I was born in the late 1960s and spent my childhood in the 1970s. My vaccine schedule was spaced out over many years. I never got any serious disease, was never exposed to any; I had chicken pox when I was about ten years old and lived through it just fine. Viral infections are no more dangerous today than they were forty years ago, and there's no need to immunize babies against every possible disease when it materially increases their risk of mental disability and death.

Do vaccinate; don't vaccinate like you're sending your baby on a trip through the Congo.

* * *

So, last night Mrs. Fungus and I watched 1984. She'd never seen it before, never read the book, and so I had to explain a lot of what was going on in the story and why they were doing the things they did.

The movie was no less depressing than the book.

Still, when I think about the story I realize that all things made by men are impermanent. IngSoc could not endure for eternity; sooner or later it would come apart and freedom would reign again.
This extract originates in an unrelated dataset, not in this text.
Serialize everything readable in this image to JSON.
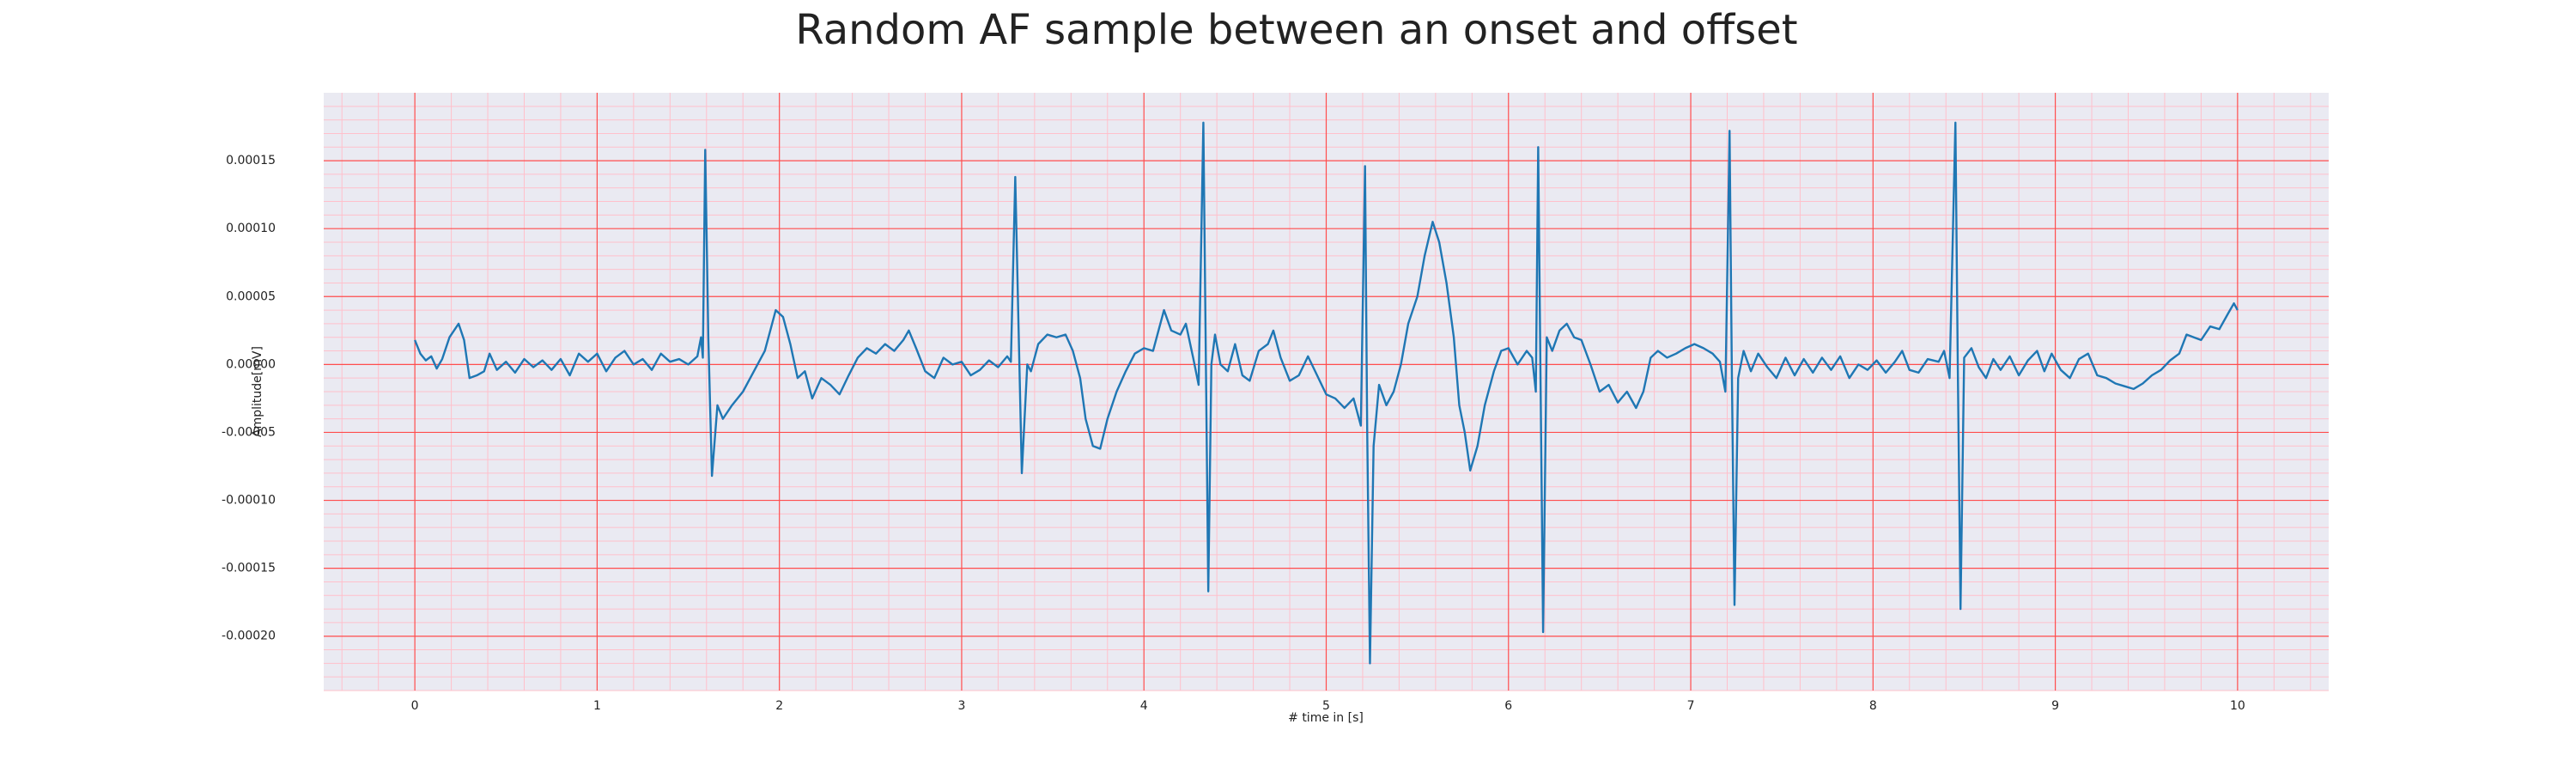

One of the basic tenets of the story is that people can't think of certain concepts if they don't have symbols to think with, but I have never agreed with that thesis. Concepts come to us and we invent symbols to match them.

In a post-IngSoc world, the word might be "grebnil" or "loort" or "talpinga" but it will still refer to the concept we've labeled freedom, and despite the best efforts of the Ministry of Love and the Thought Police, freedom will still flourish, eventually.

The other thing: the story is told in third person limited; we only know what Winston knows or is told by the people controlling him. So we don't know who Oceania is actually at war with, nor do we know if it's actually at war with anyone. We don't know what the world outside of Oceania looks like; we never see it, and our only source of information is IngSoc (and its agents) which--as is demonstrated repeatedly throughout the story--lies all the time about everything.

The constant switching between enemies--one week it's EastAsia, the next EurAsia--may only be propaganda, designed merely to help the Thought Police ferret out people who develop an immunity to pravda: "Joe Blow in sector 16 is saying that we were at war with EastAsia last week. Go arrest him." It may be nothing more than forcing the populace to accept pravda in order to ensure they don't start believing in objective truth.

But my first instinct with any story I am told is not to believe anything the bad guy says, because--for fuck's sake!--he's the bad guy. Okay, in Empire Strikes Back I did not believe Darth Vader when he said he was Luke's father. I didn't actually accept that until Yoda confirmed it, because Darth Vader is the bad guy.

So when IngSoc says there's a war, I don't believe it. Winston knows that there are three governments in the world and they're all socialist like Oceania, but--again--that information is pravda and comes straight from IngSoc, and therefore is not trustworthy.

End result: it's going to come too late for Winston, but Oceania will be liberated, eventually.

I had originally intended to go to bed relatively early last night, but someone had to warn Mrs. Fungus about the rats in the movie.

* * *

Incidentally, the fragment of a situation that I'd been thinking about--about the kid making a hideout from an interstellar shipping container--is slowly turning into a setting, and I might be able to get a story out of it.

I'm actually thinking about what happens on that planet before the kid is born, and have some nascent ideas about what a supernova does to hyperspace physics--this would be the same world with the simple "one second per light year" hyperdrive--and ideas have begun to come to the surface like methane bubbles in tar. Further bulletins as events warrant.